Depending on your use case, an incremental materialized view can also be really effective: when new rows for one table come in, query for related rows in a secondary table and populate the combination into a MV for efficient querying.

You can also specify specific join strategies for queries, but we haven’t had as much luck with that so far.

The JOIN thing is definitely the biggest pain point, though, I’ll not debate that at all.

_gmax0•8mo ago
Heard from the grapevine that CloudFlare uses it for their analytics.
tveita•8mo ago
They don't make a secret of it: https://blog.cloudflare.com/log-analytics-using-clickhouse/

Clickhouse is great, but like any database if you run it at scale someone must tend to it.

_gmax0•8mo ago
Thanks for this, I hadn't come across it before.
lossolo•8mo ago
7 years, 24/7 high volume, self hosted, no issues really.
AlexClickHouse•8mo ago
Thanks for creating this issue, it is worth investigating!

I see you also created similar issues in Polars: https://github.com/pola-rs/polars/issues/17932 and DuckDB: https://github.com/duckdb/duckdb/issues/17066

ClickHouse has a built-in memory tracker, so even if there is not enough memory, it will stop the query and send an exception to the client, instead of crashing.

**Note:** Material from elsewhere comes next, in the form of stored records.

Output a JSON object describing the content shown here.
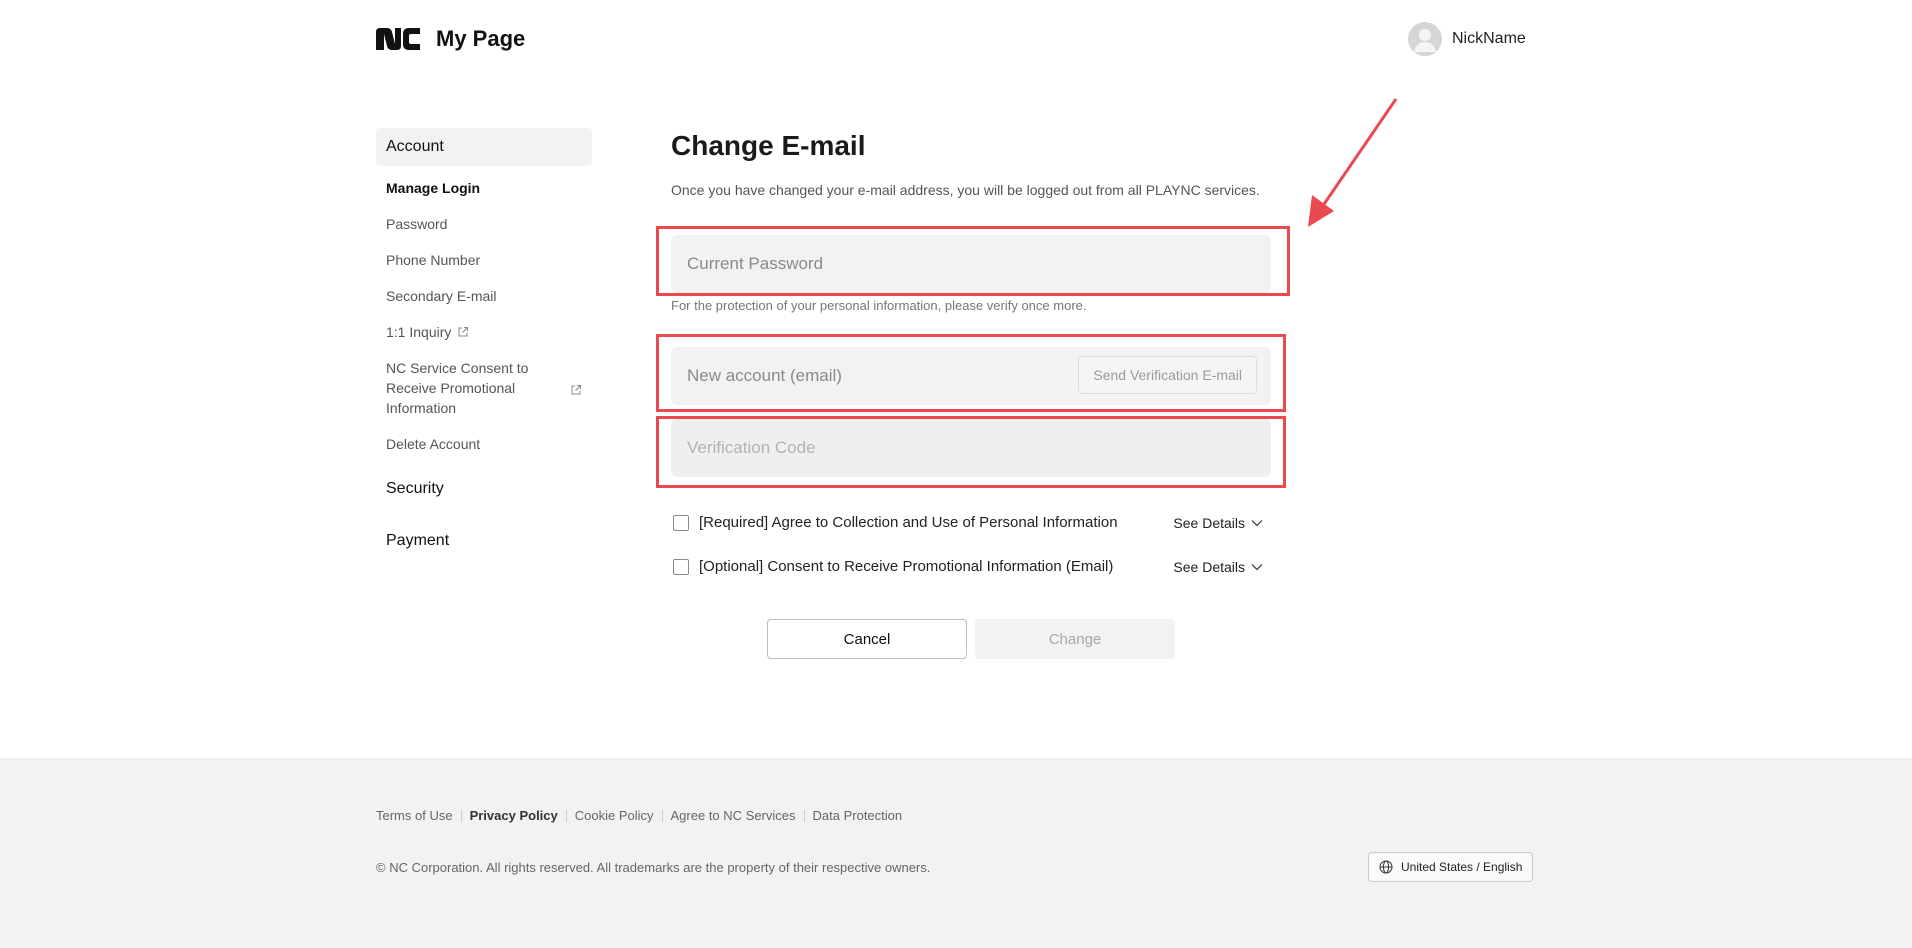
{
  "header": {
    "logo_text": "nc",
    "title": "My Page",
    "user_name": "NickName"
  },
  "sidebar": {
    "account": "Account",
    "items": [
      {
        "label": "Manage Login",
        "bold": true
      },
      {
        "label": "Password"
      },
      {
        "label": "Phone Number"
      },
      {
        "label": "Secondary E-mail"
      },
      {
        "label": "1:1 Inquiry",
        "external": true
      },
      {
        "label": "NC Service Consent to Receive Promotional Information",
        "external": true
      },
      {
        "label": "Delete Account"
      }
    ],
    "sections": [
      "Security",
      "Payment"
    ]
  },
  "main": {
    "title": "Change E-mail",
    "description": "Once you have changed your e-mail address, you will be logged out from all PLAYNC services.",
    "current_password_placeholder": "Current Password",
    "password_hint": "For the protection of your personal information, please verify once more.",
    "new_email_placeholder": "New account (email)",
    "send_verification_label": "Send Verification E-mail",
    "verification_code_placeholder": "Verification Code",
    "agreements": [
      {
        "label": "[Required] Agree to Collection and Use of Personal Information",
        "details": "See Details",
        "checked": false
      },
      {
        "label": "[Optional] Consent to Receive Promotional Information (Email)",
        "details": "See Details",
        "checked": false
      }
    ],
    "cancel_label": "Cancel",
    "change_label": "Change"
  },
  "footer": {
    "links": [
      {
        "label": "Terms of Use",
        "bold": false
      },
      {
        "label": "Privacy Policy",
        "bold": true
      },
      {
        "label": "Cookie Policy",
        "bold": false
      },
      {
        "label": "Agree to NC Services",
        "bold": false
      },
      {
        "label": "Data Protection",
        "bold": false
      }
    ],
    "copyright": "© NC Corporation. All rights reserved. All trademarks are the property of their respective owners.",
    "language": "United States / English"
  },
  "colors": {
    "highlight": "#ea4a4f",
    "footer_bg": "#f2f2f2",
    "field_bg": "#f2f2f2"
  }
}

It also allows fair sharing of memory between different workloads.

You need to provide more info on the issue for reproduction, e.g., how to fill the tables. 16 GB of memory should be enough even for a CROSS JOIN between a 10 billion-row and a 100-row table, because it is processed in a streaming fashion without accumulating a large amount of data in memory. The same should be true for a merge join.

However, there are places when a large buffer might be needed. For example, if you insert data into a table backed by S3 storage, it requires a buffer that can be in the order of 500 MB.

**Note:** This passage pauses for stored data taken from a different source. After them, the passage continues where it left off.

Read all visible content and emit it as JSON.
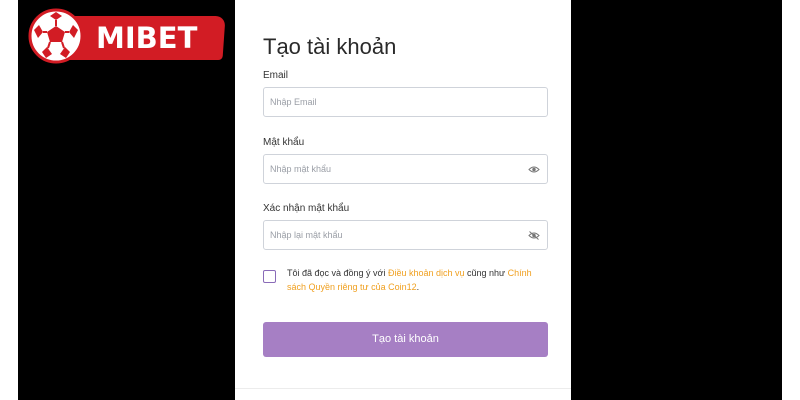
{
  "brand": {
    "name": "MIBET",
    "accent_color": "#d21c24",
    "logo_icon": "soccer-ball-icon"
  },
  "form": {
    "title": "Tạo tài khoản",
    "email": {
      "label": "Email",
      "placeholder": "Nhập Email",
      "value": ""
    },
    "password": {
      "label": "Mật khẩu",
      "placeholder": "Nhập mật khẩu",
      "value": "",
      "toggle_icon": "eye-icon"
    },
    "confirm_password": {
      "label": "Xác nhận mật khẩu",
      "placeholder": "Nhập lại mật khẩu",
      "value": "",
      "toggle_icon": "eye-icon"
    },
    "agreement": {
      "checked": false,
      "text_before": "Tôi đã đọc và đồng ý với ",
      "terms_link": "Điều khoản dịch vụ",
      "text_middle": " cũng như ",
      "privacy_link": "Chính sách Quyền riêng tư của Coin12",
      "text_after": ".",
      "link_color": "#f0a020"
    },
    "submit_label": "Tạo tài khoản",
    "submit_color": "#a67fc4"
  }
}
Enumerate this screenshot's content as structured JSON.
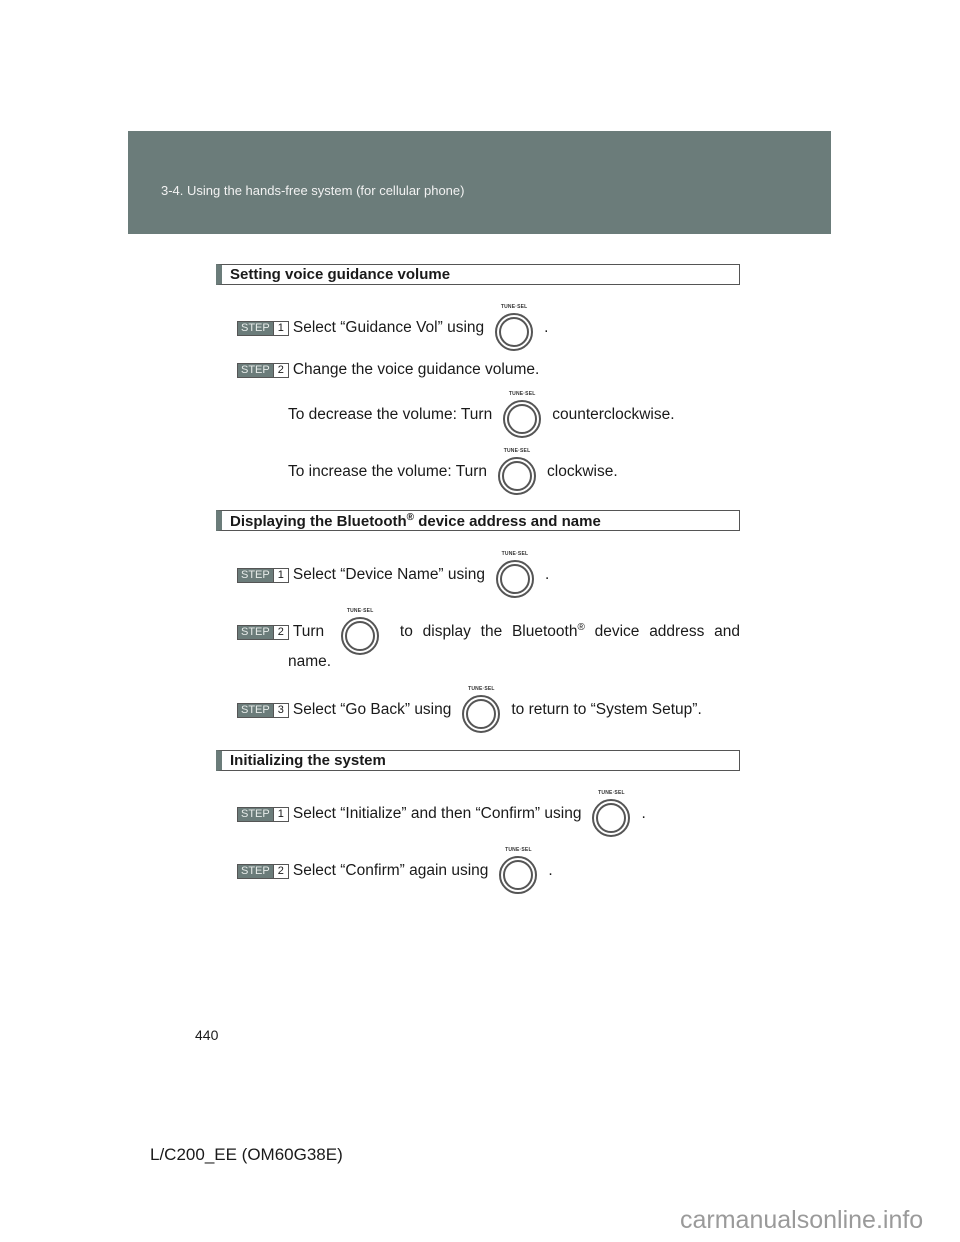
{
  "header": {
    "section_title": "3-4. Using the hands-free system (for cellular phone)"
  },
  "knob_label": "TUNE·SEL",
  "step_label": "STEP",
  "sections": [
    {
      "title": "Setting voice guidance volume",
      "steps": [
        {
          "num": "1",
          "before": "Select “Guidance Vol” using",
          "after": "."
        },
        {
          "num": "2",
          "text": "Change the voice guidance volume."
        }
      ],
      "sub": [
        {
          "before": "To decrease the volume: Turn",
          "after": "counterclockwise."
        },
        {
          "before": "To increase the volume: Turn",
          "after": "clockwise."
        }
      ]
    },
    {
      "title": "Displaying the Bluetooth",
      "title_sup": "®",
      "title_rest": " device address and name",
      "steps": [
        {
          "num": "1",
          "before": "Select “Device Name” using",
          "after": "."
        },
        {
          "num": "2",
          "before": "Turn",
          "mid1": "to",
          "mid2": "display",
          "mid3": "the",
          "mid4": "Bluetooth",
          "sup": "®",
          "mid5": "device",
          "mid6": "address",
          "mid7": "and",
          "cont": "name."
        },
        {
          "num": "3",
          "before": "Select “Go Back” using",
          "after": "to return to “System Setup”."
        }
      ]
    },
    {
      "title": "Initializing the system",
      "steps": [
        {
          "num": "1",
          "before": "Select “Initialize” and then “Confirm” using",
          "after": "."
        },
        {
          "num": "2",
          "before": "Select “Confirm” again using",
          "after": "."
        }
      ]
    }
  ],
  "footer": {
    "page_number": "440",
    "model_code": "L/C200_EE (OM60G38E)",
    "watermark": "carmanualsonline.info"
  }
}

There is a possibility that your machine has 16 GB of memory, but most of it is consumed by Chrome, Slack, or Safari, and not much is left for ClickHouse server.

Boxxed•8mo ago
Yeah I feel like I'm on crazy pills, I'm OoM'ing all these big data tools that everyone loves very trivially -- duckdb OoM'd just loading a CSV file, and Polars OoM'd just reading the first couple rows of a parquet file?

I do want to get a better reproduction on CH because it seems like it's an interplay between the INSERT INTO...SELECT. It's just a bit of work to generate synthetic data with the same profile as my production data (for what it's worth I did put quite a bit of effort into following the doc guidelines for dealing with low-memory machines).